As our society becomes increasingly rights-focused, is there less tolerance for acts of conscience?
This is the question asked in a major piece published on the front page of today's National Post. Citing numerous examples, Charles Lewis shows how religious conscience, in particular, is being suppressed, often in the name of human rights and especially when it impacts on one's ability practice one's beliefs publicly. Asks one doctor concerned over increasing pressure to practice procedures contrary to his convictions, "What does the free exercise of religion mean if I cannot follow my conscience? It becomes meaningless if you try to privatize beliefs where they have no bearing on action."

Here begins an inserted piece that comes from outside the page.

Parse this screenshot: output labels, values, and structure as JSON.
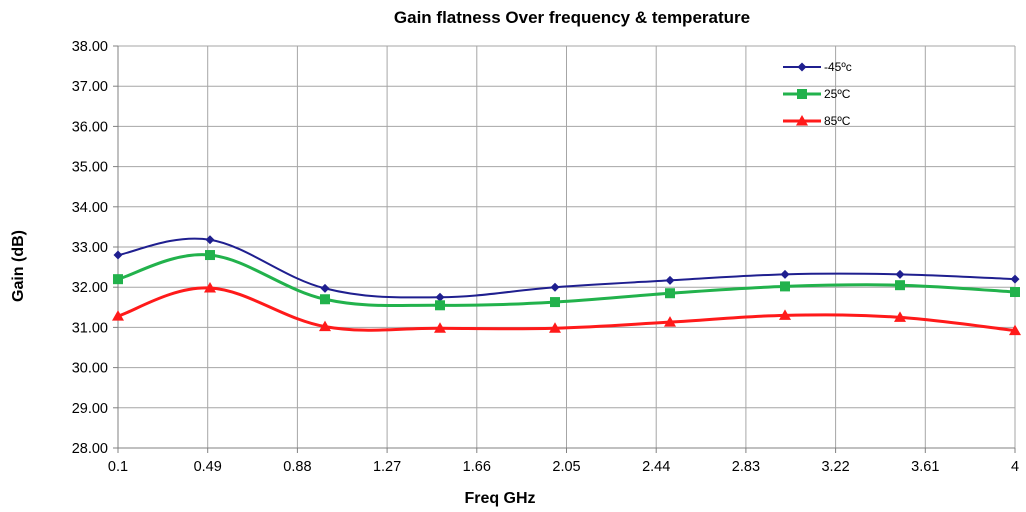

Similar arguments are being made in the recent Macleans article "Human rights racket" by Andrew Coyne which reviews Ezra Levant's recent book on the subject. Levant, as one might expect, specifically targets Canada's human rights commissions for suppressing civil liberties in the name of protecting human rights without being restrained by legal due process. As the article points out:
Human rights commissions have been set up as a kind of parallel police and legal system, yet without any of the procedural safeguards, rules of evidence, or simple professional expertise of the real thing. Human rights investigators can search homes and offices without warrants. Tribunals can accept hearsay evidence, or ignore disclosure requirements, at will. Common law defences such as fair comment do not apply. Complainants have their costs paid for, even if they lose, while their targets must fend for themselves. None of this is accidental. It’s deliberate—protecting “human rights” was considered too urgent a matter to be constrained by old-fashioned notions of due process.

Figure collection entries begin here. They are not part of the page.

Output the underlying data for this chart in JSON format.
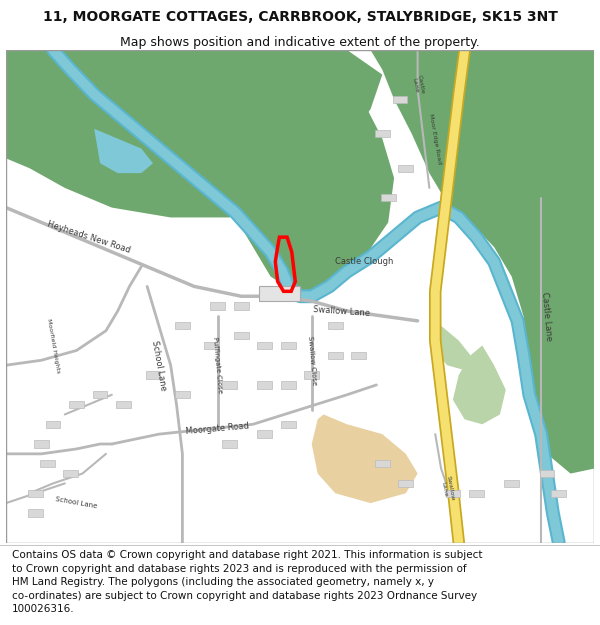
{
  "title_line1": "11, MOORGATE COTTAGES, CARRBROOK, STALYBRIDGE, SK15 3NT",
  "title_line2": "Map shows position and indicative extent of the property.",
  "footer_lines": [
    "Contains OS data © Crown copyright and database right 2021. This information is subject",
    "to Crown copyright and database rights 2023 and is reproduced with the permission of",
    "HM Land Registry. The polygons (including the associated geometry, namely x, y",
    "co-ordinates) are subject to Crown copyright and database rights 2023 Ordnance Survey",
    "100026316."
  ],
  "title_fontsize": 10,
  "subtitle_fontsize": 9,
  "footer_fontsize": 7.5,
  "white_bg": "#ffffff",
  "green_dark": "#6ea86e",
  "green_light": "#b8d4a8",
  "blue_water": "#7ec8d8",
  "yellow_road_fill": "#f5e070",
  "yellow_road_edge": "#c8a820",
  "grey_road": "#cccccc",
  "grey_building": "#d8d8d8",
  "grey_building_edge": "#bbbbbb",
  "sand_color": "#e8d0a0",
  "red_poly": "#ff0000",
  "text_color": "#3a3a3a",
  "map_border": "#999999"
}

We are in a crisis over human rights in our society. Part of the problem is that we no longer really know what human rights are. Inevitably, our perceptions clash and the struggle is to figure out which of these so-called rights trump the others. Increasingly, it is the more marginal and disputable rights that seem to take priority. As a PC user with Microsoft programming that is inevitably prone to freezing up, by necessity I become familiar with the "reset" button of every computer I have ever owned. We are in such a state with human rights here in Canada and elsewhere in the Western world. We are increasingly freezing up like an old PC, as our programming (what we perceive are rights) keeps conflicting with itself. But where is the "reset" button?

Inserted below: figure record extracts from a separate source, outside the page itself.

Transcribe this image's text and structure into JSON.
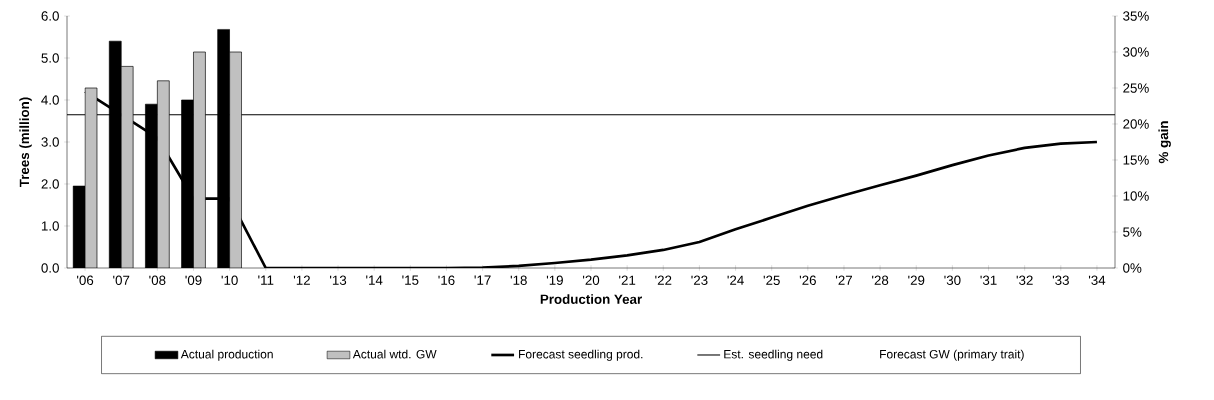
{
  "chart_data": {
    "type": "bar",
    "xlabel": "Production Year",
    "ylabel": "Trees (million)",
    "y2label": "% gain",
    "categories": [
      "'06",
      "'07",
      "'08",
      "'09",
      "'10",
      "'11",
      "'12",
      "'13",
      "'14",
      "'15",
      "'16",
      "'17",
      "'18",
      "'19",
      "'20",
      "'21",
      "'22",
      "'23",
      "'24",
      "'25",
      "'26",
      "'27",
      "'28",
      "'29",
      "'30",
      "'31",
      "'32",
      "'33",
      "'34"
    ],
    "series": [
      {
        "name": "Actual production",
        "color": "#000000",
        "values": [
          1.95,
          5.4,
          3.9,
          4.0,
          5.68,
          null,
          null,
          null,
          null,
          null,
          null,
          null,
          null,
          null,
          null,
          null,
          null,
          null,
          null,
          null,
          null,
          null,
          null,
          null,
          null,
          null,
          null,
          null,
          null
        ]
      },
      {
        "name": "Actual wtd. GW",
        "color": "#c0c0c0",
        "axis": "y2",
        "values": [
          25,
          28,
          26,
          30,
          30,
          null,
          null,
          null,
          null,
          null,
          null,
          null,
          null,
          null,
          null,
          null,
          null,
          null,
          null,
          null,
          null,
          null,
          null,
          null,
          null,
          null,
          null,
          null,
          null
        ]
      },
      {
        "name": "Forecast seedling prod.",
        "type": "line",
        "color": "#000000",
        "values": [
          4.2,
          3.65,
          3.1,
          1.65,
          1.65,
          0,
          0,
          0,
          0,
          0,
          0,
          0.01,
          0.05,
          0.12,
          0.2,
          0.3,
          0.43,
          0.62,
          0.92,
          1.2,
          1.48,
          1.73,
          1.97,
          2.2,
          2.45,
          2.68,
          2.86,
          2.96,
          3.0
        ]
      }
    ],
    "ref_lines": [
      {
        "axis": "y",
        "value": 3.65,
        "label": "Est. seedling need",
        "color": "#000000"
      }
    ],
    "annotations": [
      "Forecast GW (primary trait)"
    ],
    "ylim": [
      0,
      6
    ],
    "yticks": [
      {
        "value": 0,
        "label": "0.0"
      },
      {
        "value": 1,
        "label": "1.0"
      },
      {
        "value": 2,
        "label": "2.0"
      },
      {
        "value": 3,
        "label": "3.0"
      },
      {
        "value": 4,
        "label": "4.0"
      },
      {
        "value": 5,
        "label": "5.0"
      },
      {
        "value": 6,
        "label": "6.0"
      }
    ],
    "y2lim": [
      0,
      35
    ],
    "y2ticks": [
      {
        "value": 0,
        "label": "0%"
      },
      {
        "value": 5,
        "label": "5%"
      },
      {
        "value": 10,
        "label": "10%"
      },
      {
        "value": 15,
        "label": "15%"
      },
      {
        "value": 20,
        "label": "20%"
      },
      {
        "value": 25,
        "label": "25%"
      },
      {
        "value": 30,
        "label": "30%"
      },
      {
        "value": 35,
        "label": "35%"
      }
    ],
    "grid": false,
    "legend": "bottom",
    "marker": "none",
    "line_style": "solid"
  }
}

As Christians, we may be tempted to "chuck" the whole thing, retreat back to our ghettos and suggest that human rights is best left outside of the church. We'll let society fight it out. The problem is, as the National Post article points out, we can't. The answer is not to retreat or pretend that human rights don't matter. They do and as Christians who believe in the sanctity of human life created in the image of God, we have the only solid basis on which to base human rights. We have the "reset" button! Rather than trash the concept of human rights, we need to push it by rediscovering what human rights are and what they are not. This is why we at The Voice of the Martyrs are recommending that people read Thomas K. Johnson's Human Rights - A Christian Primer. You can download a pdf copy or if, like me, you still prefer a book to read from than a computer screen, you can order it online from us. It is not a perfect book (what book is?) but it is a good starting point and this is where most of us are at. Pastors especially need to start thinking about these things. We regularly encourage our people to live out their faith throughout the week. To practice one's faith only on Sundays, we say, is the antithesis of what it means to follow Christ. If we really believe this, we had better start training them to know how to do that in a society that is increasingly pushing them to privatize their faith and conscience, limiting the practice of their convictions strictly to the home and church.